I don't know about a constraint programming library in Python, nor do I know of a port of *ECLiPSe* to Python. But my experience is that all modern programming languages have such tool.

The **advantage** of using a constraint programming tool like *ECLiPSe*, *Gecode*,... is first of all that you only have to *specify* your problem, how it is solved is something you don't have to worry. Furthermore such libraries implement 30 years of research into constraint programming: they are extremely optimized, exploit constraints and structures in a way most people cannot imagine and are less likely to contain bugs (than a custom made algorithm). Furthermore if new strategies, algorithms,... are found, an update of *ECLiPSe* will result in faster processing of the model.

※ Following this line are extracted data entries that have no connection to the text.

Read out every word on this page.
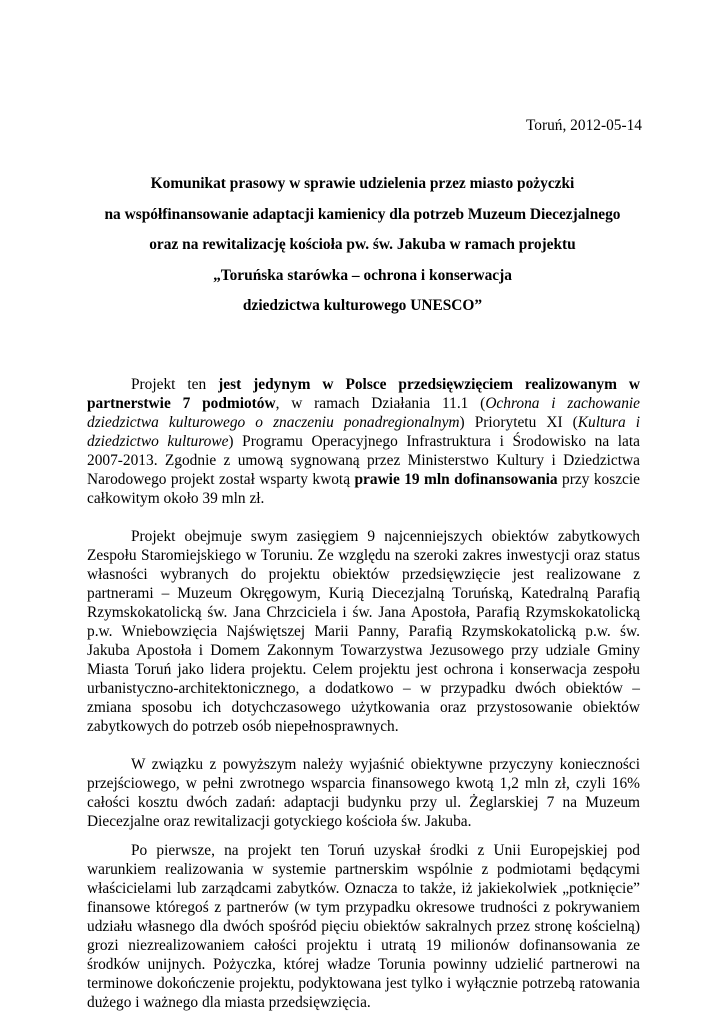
Toruń, 2012-05-14

Komunikat prasowy w sprawie udzielenia przez miasto pożyczki

na współfinansowanie adaptacji kamienicy dla potrzeb Muzeum Diecezjalnego

oraz na rewitalizację kościoła pw. św. Jakuba w ramach projektu

„Toruńska starówka – ochrona i konserwacja

dziedzictwa kulturowego UNESCO”

Projekt ten jest jedynym w Polsce przedsięwzięciem realizowanym w partnerstwie 7 podmiotów, w ramach Działania 11.1 (Ochrona i zachowanie dziedzictwa kulturowego o znaczeniu ponadregionalnym) Priorytetu XI (Kultura i dziedzictwo kulturowe) Programu Operacyjnego Infrastruktura i Środowisko na lata 2007-2013. Zgodnie z umową sygnowaną przez Ministerstwo Kultury i Dziedzictwa Narodowego projekt został wsparty kwotą prawie 19 mln dofinansowania przy koszcie całkowitym około 39 mln zł.

Projekt obejmuje swym zasięgiem 9 najcenniejszych obiektów zabytkowych Zespołu Staromiejskiego w Toruniu. Ze względu na szeroki zakres inwestycji oraz status własności wybranych do projektu obiektów przedsięwzięcie jest realizowane z partnerami – Muzeum Okręgowym, Kurią Diecezjalną Toruńską, Katedralną Parafią Rzymskokatolicką św. Jana Chrzciciela i św. Jana Apostoła, Parafią Rzymskokatolicką p.w. Wniebowzięcia Najświętszej Marii Panny, Parafią Rzymskokatolicką p.w. św. Jakuba Apostoła i Domem Zakonnym Towarzystwa Jezusowego przy udziale Gminy Miasta Toruń jako lidera projektu. Celem projektu jest ochrona i konserwacja zespołu urbanistyczno-architektonicznego, a dodatkowo – w przypadku dwóch obiektów – zmiana sposobu ich dotychczasowego użytkowania oraz przystosowanie obiektów zabytkowych do potrzeb osób niepełnosprawnych.

W związku z powyższym należy wyjaśnić obiektywne przyczyny konieczności przejściowego, w pełni zwrotnego wsparcia finansowego kwotą 1,2 mln zł, czyli 16% całości kosztu dwóch zadań: adaptacji budynku przy ul. Żeglarskiej 7 na Muzeum Diecezjalne oraz rewitalizacji gotyckiego kościoła św. Jakuba.

Po pierwsze, na projekt ten Toruń uzyskał środki z Unii Europejskiej pod warunkiem realizowania w systemie partnerskim wspólnie z podmiotami będącymi właścicielami lub zarządcami zabytków. Oznacza to także, iż jakiekolwiek „potknięcie” finansowe któregoś z partnerów (w tym przypadku okresowe trudności z pokrywaniem udziału własnego dla dwóch spośród pięciu obiektów sakralnych przez stronę kościelną) grozi niezrealizowaniem całości projektu i utratą 19 milionów dofinansowania ze środków unijnych. Pożyczka, której władze Torunia powinny udzielić partnerowi na terminowe dokończenie projektu, podyktowana jest tylko i wyłącznie potrzebą ratowania dużego i ważnego dla miasta przedsięwzięcia.
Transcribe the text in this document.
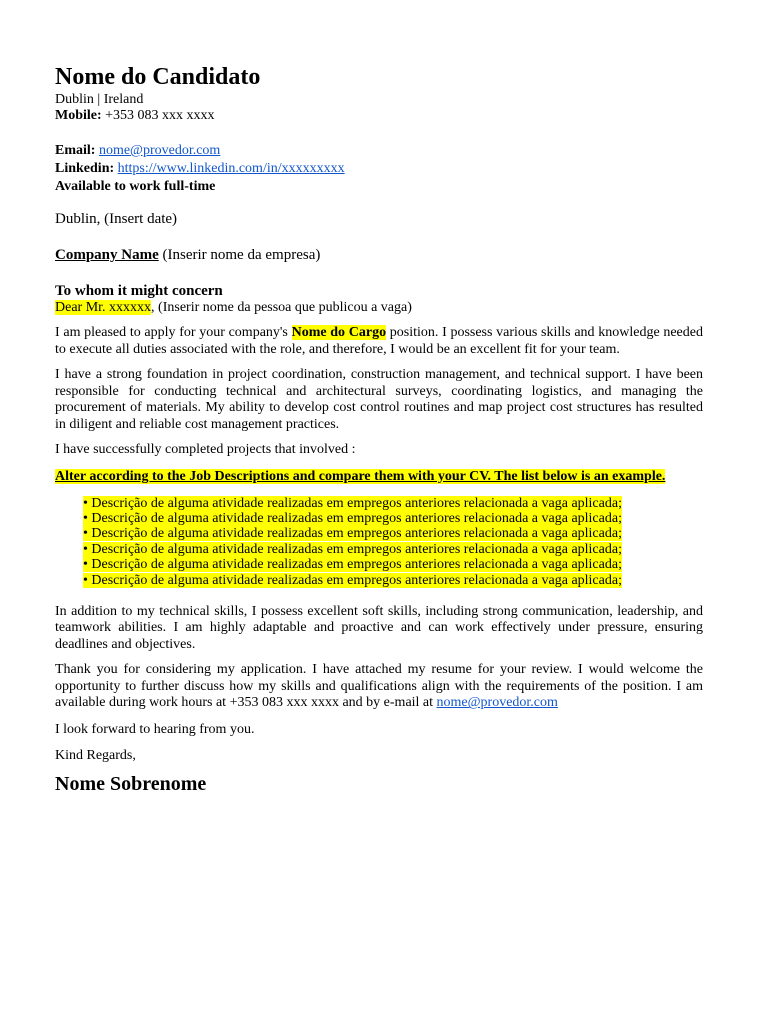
Nome do Candidato

Dublin | Ireland

Mobile: +353 083 xxx xxxx

Email: nome@provedor.com

Linkedin: https://www.linkedin.com/in/xxxxxxxxx

Available to work full-time

Dublin, (Insert date)

Company Name (Inserir nome da empresa)

To whom it might concern

Dear Mr. xxxxxx, (Inserir nome da pessoa que publicou a vaga)

I am pleased to apply for your company's Nome do Cargo position. I possess various skills and knowledge needed to execute all duties associated with the role, and therefore, I would be an excellent fit for your team.

I have a strong foundation in project coordination, construction management, and technical support. I have been responsible for conducting technical and architectural surveys, coordinating logistics, and managing the procurement of materials. My ability to develop cost control routines and map project cost structures has resulted in diligent and reliable cost management practices.

I have successfully completed projects that involved :

Alter according to the Job Descriptions and compare them with your CV. The list below is an example.

• Descrição de alguma atividade realizadas em empregos anteriores relacionada a vaga aplicada;
• Descrição de alguma atividade realizadas em empregos anteriores relacionada a vaga aplicada;
• Descrição de alguma atividade realizadas em empregos anteriores relacionada a vaga aplicada;
• Descrição de alguma atividade realizadas em empregos anteriores relacionada a vaga aplicada;
• Descrição de alguma atividade realizadas em empregos anteriores relacionada a vaga aplicada;
• Descrição de alguma atividade realizadas em empregos anteriores relacionada a vaga aplicada;

In addition to my technical skills, I possess excellent soft skills, including strong communication, leadership, and teamwork abilities. I am highly adaptable and proactive and can work effectively under pressure, ensuring deadlines and objectives.

Thank you for considering my application. I have attached my resume for your review. I would welcome the opportunity to further discuss how my skills and qualifications align with the requirements of the position. I am available during work hours at +353 083 xxx xxxx and by e-mail at nome@provedor.com

I look forward to hearing from you.

Kind Regards,

Nome Sobrenome
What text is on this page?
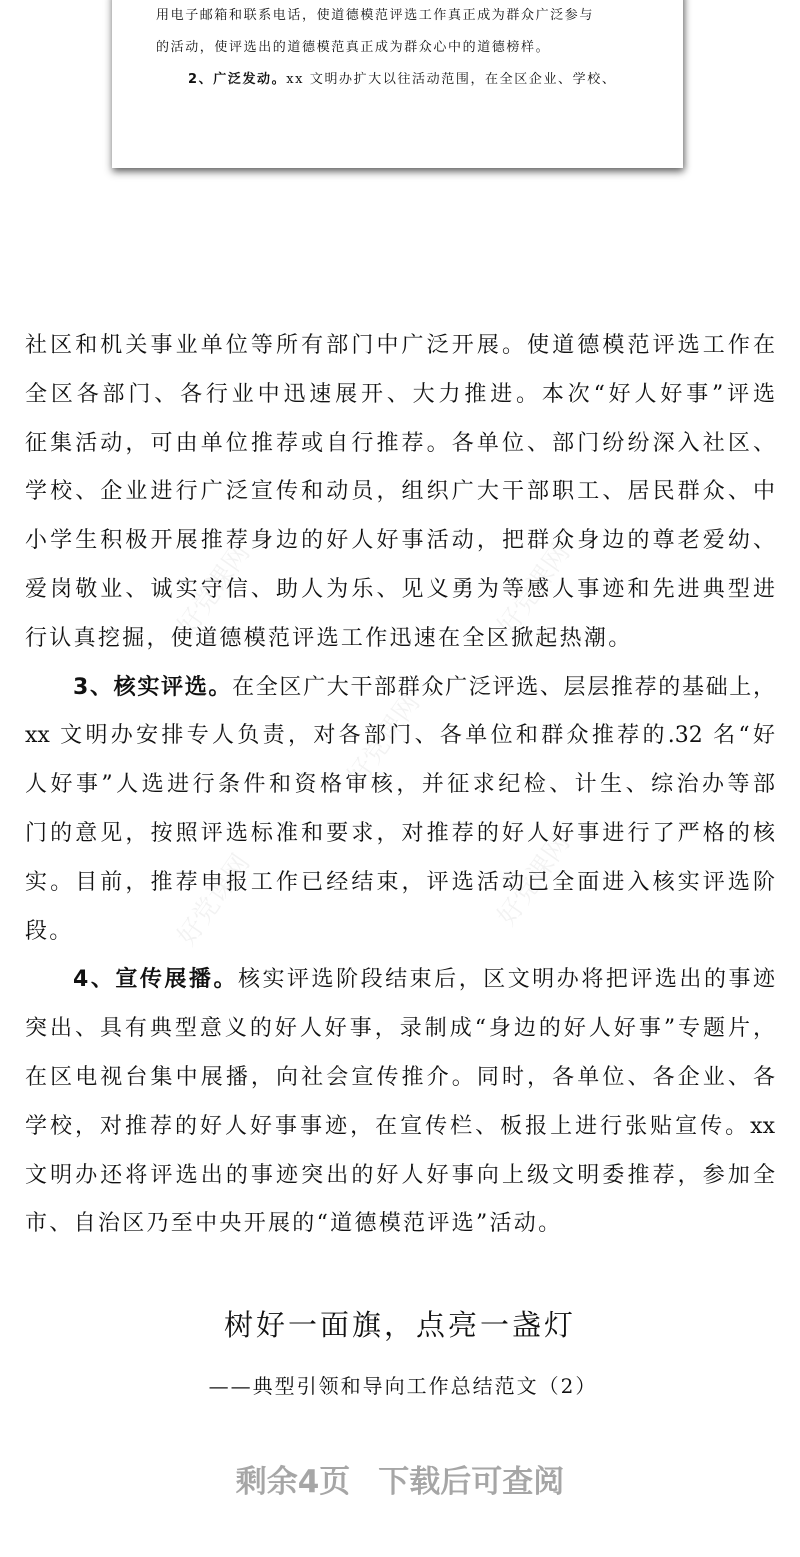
用电子邮箱和联系电话，使道德模范评选工作真正成为群众广泛参与
的活动，使评选出的道德模范真正成为群众心中的道德榜样。
2、广泛发动。xx 文明办扩大以往活动范围，在全区企业、学校、
好党课网	好党课网
好党课网
好党课网	好党课网
社区和机关事业单位等所有部门中广泛开展。使道德模范评选工作在
全区各部门、各行业中迅速展开、大力推进。本次“好人好事”评选
征集活动，可由单位推荐或自行推荐。各单位、部门纷纷深入社区、
学校、企业进行广泛宣传和动员，组织广大干部职工、居民群众、中
小学生积极开展推荐身边的好人好事活动，把群众身边的尊老爱幼、
爱岗敬业、诚实守信、助人为乐、见义勇为等感人事迹和先进典型进
行认真挖掘，使道德模范评选工作迅速在全区掀起热潮。
3、核实评选。在全区广大干部群众广泛评选、层层推荐的基础上，
xx 文明办安排专人负责，对各部门、各单位和群众推荐的.32 名“好
人好事”人选进行条件和资格审核，并征求纪检、计生、综治办等部
门的意见，按照评选标准和要求，对推荐的好人好事进行了严格的核
实。目前，推荐申报工作已经结束，评选活动已全面进入核实评选阶
段。
4、宣传展播。核实评选阶段结束后，区文明办将把评选出的事迹
突出、具有典型意义的好人好事，录制成“身边的好人好事”专题片，
在区电视台集中展播，向社会宣传推介。同时，各单位、各企业、各
学校，对推荐的好人好事事迹，在宣传栏、板报上进行张贴宣传。xx
文明办还将评选出的事迹突出的好人好事向上级文明委推荐，参加全
市、自治区乃至中央开展的“道德模范评选”活动。
树好一面旗，点亮一盏灯
——典型引领和导向工作总结范文（2）
剩余4页 下载后可查阅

A **disadvantage** is that some hard problems can still not be solved using constraint programming: the search space is simply too large, the constraints are that complex that the domains are not reduced to small sets, and there is not enough processing power to make enough *choices* in order to find a valid solution. Another disadvantage is that it is not always easy to specify a problem: although programmers aim to design good constraints, there are always complex problems where there are no easy-to-use constraints defined for.

# Other techniques

Evidently there are other AI techniques to solve problems. A technique that is commonly used to tackle hard search and optimization problems is **evolutionary computing**: one starts by filling in the sudoku allowing some values to be wrong, then at each time step they aim to fix one or more fields. Sometimes they introduce new errors in order to find a valid solution eventually.